Wie viel kann DFM die CNC-Bearbeitungskosten senken?

Typische Einsparungen durch die Anwendung von DFM-Prinzipien liegen zwischen 20 % und 50 % pro Teil. In einigen Fällen – insbesondere beim Wegfall unnötig enger Toleranzen und tiefer Taschen – wurden Einsparungen von 60–70 % erzielt, ohne die Funktionsanforderungen zu beeinträchtigen.

Was ist die Mindestwandstärke für CNC-Aluminiumteile?

Für Aluminium 6061 beträgt die empfohlene Mindestwandstärke 0,5 mm für kleine und 0,8 mm für größere Wände. Bei härteren Materialien wie Stahl oder Titan erhöhen Sie das Minimum auf 0,8 mm bzw. 1,0 mm.
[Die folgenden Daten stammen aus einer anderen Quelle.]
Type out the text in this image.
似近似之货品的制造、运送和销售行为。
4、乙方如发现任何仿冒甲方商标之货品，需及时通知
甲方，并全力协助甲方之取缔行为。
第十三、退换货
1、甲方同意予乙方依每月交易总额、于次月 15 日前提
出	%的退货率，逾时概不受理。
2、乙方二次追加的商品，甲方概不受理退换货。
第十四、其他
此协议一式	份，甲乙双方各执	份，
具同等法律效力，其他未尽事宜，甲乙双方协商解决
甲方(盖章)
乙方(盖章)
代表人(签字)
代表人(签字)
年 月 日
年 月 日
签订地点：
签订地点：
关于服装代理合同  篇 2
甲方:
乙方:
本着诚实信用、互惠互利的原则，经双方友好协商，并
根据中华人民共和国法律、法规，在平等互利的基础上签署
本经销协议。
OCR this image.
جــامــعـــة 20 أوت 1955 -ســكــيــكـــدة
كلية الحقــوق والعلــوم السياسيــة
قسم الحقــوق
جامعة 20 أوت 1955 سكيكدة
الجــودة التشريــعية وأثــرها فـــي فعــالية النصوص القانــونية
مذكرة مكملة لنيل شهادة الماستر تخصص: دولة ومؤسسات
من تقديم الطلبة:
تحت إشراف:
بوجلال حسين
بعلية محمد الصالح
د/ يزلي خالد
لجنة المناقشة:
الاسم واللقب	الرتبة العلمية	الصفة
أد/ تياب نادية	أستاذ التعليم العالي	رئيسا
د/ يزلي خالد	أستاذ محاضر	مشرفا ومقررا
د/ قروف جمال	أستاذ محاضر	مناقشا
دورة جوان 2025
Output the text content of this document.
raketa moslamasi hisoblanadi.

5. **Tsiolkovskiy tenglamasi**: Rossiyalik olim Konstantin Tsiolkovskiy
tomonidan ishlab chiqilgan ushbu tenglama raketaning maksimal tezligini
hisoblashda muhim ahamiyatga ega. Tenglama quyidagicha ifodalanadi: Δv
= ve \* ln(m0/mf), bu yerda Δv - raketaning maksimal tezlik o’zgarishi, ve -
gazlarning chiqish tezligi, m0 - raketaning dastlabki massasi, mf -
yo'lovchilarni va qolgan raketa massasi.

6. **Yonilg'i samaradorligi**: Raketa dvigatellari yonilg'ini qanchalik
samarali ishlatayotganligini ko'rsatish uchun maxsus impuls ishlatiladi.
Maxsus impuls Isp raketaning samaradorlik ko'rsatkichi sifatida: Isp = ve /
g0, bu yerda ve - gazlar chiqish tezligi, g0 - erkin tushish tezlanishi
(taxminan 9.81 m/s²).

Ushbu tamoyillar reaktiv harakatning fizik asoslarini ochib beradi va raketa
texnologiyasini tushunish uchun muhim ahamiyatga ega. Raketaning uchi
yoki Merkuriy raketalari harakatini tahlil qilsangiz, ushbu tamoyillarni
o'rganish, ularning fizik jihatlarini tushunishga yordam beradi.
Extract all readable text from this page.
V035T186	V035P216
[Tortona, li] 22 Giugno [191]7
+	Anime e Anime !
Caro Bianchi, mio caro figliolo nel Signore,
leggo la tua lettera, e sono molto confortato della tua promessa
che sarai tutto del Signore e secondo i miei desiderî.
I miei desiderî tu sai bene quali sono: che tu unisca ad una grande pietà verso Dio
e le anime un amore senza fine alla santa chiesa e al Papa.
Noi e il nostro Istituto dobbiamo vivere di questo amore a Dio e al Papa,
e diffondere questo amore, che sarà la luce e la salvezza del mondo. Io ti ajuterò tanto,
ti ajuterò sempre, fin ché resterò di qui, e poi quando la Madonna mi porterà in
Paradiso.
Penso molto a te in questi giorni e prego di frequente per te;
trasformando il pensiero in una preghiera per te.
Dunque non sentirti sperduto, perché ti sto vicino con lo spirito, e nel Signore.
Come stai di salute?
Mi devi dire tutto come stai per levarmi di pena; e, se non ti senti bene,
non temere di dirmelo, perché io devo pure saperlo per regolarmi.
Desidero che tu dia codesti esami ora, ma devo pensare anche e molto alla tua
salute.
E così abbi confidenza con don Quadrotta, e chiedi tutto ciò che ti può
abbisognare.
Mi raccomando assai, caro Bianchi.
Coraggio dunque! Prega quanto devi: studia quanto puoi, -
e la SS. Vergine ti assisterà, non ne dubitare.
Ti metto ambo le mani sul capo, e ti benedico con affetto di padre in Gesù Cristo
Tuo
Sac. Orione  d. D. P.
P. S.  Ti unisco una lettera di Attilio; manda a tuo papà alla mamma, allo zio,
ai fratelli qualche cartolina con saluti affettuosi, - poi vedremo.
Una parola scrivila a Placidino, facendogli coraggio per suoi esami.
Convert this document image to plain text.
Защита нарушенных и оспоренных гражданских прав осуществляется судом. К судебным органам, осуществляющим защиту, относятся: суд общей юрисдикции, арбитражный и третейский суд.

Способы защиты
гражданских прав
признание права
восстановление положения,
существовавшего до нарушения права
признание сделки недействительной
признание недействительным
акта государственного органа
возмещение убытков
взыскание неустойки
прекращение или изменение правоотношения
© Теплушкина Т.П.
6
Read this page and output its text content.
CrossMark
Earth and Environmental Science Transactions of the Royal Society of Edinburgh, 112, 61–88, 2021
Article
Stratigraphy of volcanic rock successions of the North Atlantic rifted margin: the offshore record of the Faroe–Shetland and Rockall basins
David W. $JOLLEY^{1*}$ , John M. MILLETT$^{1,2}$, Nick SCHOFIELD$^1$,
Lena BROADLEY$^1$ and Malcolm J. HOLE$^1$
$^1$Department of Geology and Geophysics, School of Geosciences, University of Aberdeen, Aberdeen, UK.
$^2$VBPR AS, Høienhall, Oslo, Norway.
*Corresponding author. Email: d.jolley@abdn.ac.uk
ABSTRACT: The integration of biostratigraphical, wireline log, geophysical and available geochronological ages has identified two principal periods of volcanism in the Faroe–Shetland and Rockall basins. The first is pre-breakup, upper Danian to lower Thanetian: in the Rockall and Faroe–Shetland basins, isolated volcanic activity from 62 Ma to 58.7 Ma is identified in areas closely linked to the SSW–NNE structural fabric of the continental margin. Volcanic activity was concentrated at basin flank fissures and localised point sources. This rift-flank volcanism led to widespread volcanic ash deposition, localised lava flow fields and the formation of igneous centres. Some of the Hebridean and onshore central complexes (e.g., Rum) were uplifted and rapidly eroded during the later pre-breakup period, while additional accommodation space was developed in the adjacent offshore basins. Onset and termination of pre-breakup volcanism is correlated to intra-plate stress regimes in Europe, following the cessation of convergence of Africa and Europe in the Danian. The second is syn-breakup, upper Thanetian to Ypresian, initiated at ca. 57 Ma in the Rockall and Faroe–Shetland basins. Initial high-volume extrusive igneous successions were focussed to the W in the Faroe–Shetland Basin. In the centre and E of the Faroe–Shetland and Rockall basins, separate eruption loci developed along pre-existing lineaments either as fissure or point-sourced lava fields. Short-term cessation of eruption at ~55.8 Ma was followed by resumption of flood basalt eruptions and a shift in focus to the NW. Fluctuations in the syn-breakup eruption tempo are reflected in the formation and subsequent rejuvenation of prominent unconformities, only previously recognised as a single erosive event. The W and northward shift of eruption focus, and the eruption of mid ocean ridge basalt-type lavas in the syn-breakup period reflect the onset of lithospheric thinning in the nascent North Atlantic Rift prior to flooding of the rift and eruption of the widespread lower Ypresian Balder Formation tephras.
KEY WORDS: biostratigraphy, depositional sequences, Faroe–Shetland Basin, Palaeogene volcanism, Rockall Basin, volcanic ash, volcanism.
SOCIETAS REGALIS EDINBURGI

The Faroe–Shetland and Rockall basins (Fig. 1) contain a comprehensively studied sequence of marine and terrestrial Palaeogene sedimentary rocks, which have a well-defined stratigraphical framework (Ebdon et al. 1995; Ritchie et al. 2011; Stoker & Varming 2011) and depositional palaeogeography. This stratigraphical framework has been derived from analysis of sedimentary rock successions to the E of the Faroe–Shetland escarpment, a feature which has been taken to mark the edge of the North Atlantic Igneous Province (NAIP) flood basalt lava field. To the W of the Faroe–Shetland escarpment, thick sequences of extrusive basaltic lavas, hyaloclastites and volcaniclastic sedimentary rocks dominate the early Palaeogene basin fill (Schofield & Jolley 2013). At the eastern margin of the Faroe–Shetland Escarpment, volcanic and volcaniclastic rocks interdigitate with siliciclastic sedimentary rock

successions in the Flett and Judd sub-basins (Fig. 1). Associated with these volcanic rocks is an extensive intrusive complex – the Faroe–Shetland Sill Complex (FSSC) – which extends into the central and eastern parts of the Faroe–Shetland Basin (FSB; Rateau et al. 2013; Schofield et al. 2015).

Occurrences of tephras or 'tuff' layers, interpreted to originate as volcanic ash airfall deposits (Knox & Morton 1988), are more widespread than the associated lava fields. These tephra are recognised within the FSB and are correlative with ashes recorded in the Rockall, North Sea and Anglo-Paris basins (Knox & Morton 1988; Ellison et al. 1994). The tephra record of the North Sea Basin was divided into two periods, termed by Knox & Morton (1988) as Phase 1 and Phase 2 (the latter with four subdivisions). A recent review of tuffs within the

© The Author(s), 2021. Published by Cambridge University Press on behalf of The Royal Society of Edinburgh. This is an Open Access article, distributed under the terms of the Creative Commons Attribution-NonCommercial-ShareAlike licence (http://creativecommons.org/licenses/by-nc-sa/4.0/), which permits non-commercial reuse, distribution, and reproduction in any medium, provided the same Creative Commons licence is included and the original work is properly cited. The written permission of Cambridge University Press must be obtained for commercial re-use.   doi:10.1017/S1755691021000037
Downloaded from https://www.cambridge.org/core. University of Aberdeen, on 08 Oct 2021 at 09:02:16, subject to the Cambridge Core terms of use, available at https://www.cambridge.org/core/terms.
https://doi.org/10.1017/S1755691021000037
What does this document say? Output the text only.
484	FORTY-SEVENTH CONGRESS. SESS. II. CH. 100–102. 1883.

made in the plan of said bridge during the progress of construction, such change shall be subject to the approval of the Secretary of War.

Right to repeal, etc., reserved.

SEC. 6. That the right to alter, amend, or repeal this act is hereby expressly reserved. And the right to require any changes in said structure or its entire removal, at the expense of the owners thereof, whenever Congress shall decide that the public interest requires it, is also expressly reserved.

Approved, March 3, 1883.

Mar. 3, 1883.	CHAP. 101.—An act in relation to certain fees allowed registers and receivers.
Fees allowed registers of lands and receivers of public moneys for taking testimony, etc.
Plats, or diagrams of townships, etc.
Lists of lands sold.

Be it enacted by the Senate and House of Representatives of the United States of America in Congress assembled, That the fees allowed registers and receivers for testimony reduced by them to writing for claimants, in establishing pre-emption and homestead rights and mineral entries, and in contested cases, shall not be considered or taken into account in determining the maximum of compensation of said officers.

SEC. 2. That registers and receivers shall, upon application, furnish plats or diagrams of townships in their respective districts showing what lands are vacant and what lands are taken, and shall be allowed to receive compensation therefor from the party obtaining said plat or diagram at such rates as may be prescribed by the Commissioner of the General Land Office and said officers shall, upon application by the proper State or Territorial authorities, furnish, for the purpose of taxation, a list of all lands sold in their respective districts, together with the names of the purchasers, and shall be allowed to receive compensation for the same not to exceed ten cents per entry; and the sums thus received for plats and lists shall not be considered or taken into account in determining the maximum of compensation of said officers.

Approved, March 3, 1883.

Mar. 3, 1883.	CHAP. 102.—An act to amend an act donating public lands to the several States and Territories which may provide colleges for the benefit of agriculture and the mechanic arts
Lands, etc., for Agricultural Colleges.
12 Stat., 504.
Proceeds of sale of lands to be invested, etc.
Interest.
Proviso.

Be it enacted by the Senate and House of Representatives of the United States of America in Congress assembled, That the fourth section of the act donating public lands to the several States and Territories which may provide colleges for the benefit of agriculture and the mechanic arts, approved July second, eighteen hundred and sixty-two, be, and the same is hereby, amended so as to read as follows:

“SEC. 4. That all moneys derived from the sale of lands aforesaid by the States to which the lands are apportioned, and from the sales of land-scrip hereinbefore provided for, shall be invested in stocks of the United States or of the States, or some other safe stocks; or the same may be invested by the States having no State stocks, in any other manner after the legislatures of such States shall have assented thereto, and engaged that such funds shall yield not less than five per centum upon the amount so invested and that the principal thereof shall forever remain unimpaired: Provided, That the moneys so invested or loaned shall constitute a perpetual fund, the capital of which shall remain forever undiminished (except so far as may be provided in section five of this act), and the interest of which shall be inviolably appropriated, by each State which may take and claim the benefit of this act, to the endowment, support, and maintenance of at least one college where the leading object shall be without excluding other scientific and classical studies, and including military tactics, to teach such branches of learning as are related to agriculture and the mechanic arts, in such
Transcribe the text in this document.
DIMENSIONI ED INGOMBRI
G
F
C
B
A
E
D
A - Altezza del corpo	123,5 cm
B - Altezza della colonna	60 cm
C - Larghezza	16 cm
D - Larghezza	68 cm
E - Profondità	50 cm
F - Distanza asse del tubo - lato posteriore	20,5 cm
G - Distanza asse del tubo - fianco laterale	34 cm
Kann man 90-Grad-Innenecken CNC-fräsen?

Nein. Rotierende Schneidwerkzeuge hinterlassen an Innenecken immer einen Radius, der dem Werkzeugradius entspricht. Für eine scharfe Innenecke wäre eine sekundäre EDM-Bearbeitung oder ein spezielles Räumwerkzeug erforderlich. Die Standard-DFM-Lösung ist die Konstruktion von Inneneckenradien von mindestens 1,5 mm.

Fazit

Design for Manufacturing schränkt Ihre Kreativität als Ingenieur nicht ein – es kanalisiert sie durch die praktischen Realitäten der CNC-Bearbeitung. Jede DFM-Regel in diesem Leitfaden führt direkt zu echten Einsparungen bei Kosten, Durchlaufzeit und Qualität.

Die sieben Regeln – Standardtoleranzen, optimierte Wandstärken, Innenradien, Werkzeugzugänglichkeit, Taschentiefenbegrenzung, minimale Merkmalsgrößen und frühzeitige Materialauswahl – bilden eine praktische Checkliste für jede CNC-Konstruktion. Überprüfen Sie Ihr CAD-Modell anhand dieser Regeln, bevor Sie es in die Produktion geben, und Sie erhalten durchgängig schnellere Angebote, niedrigere Preise und bessere Teile.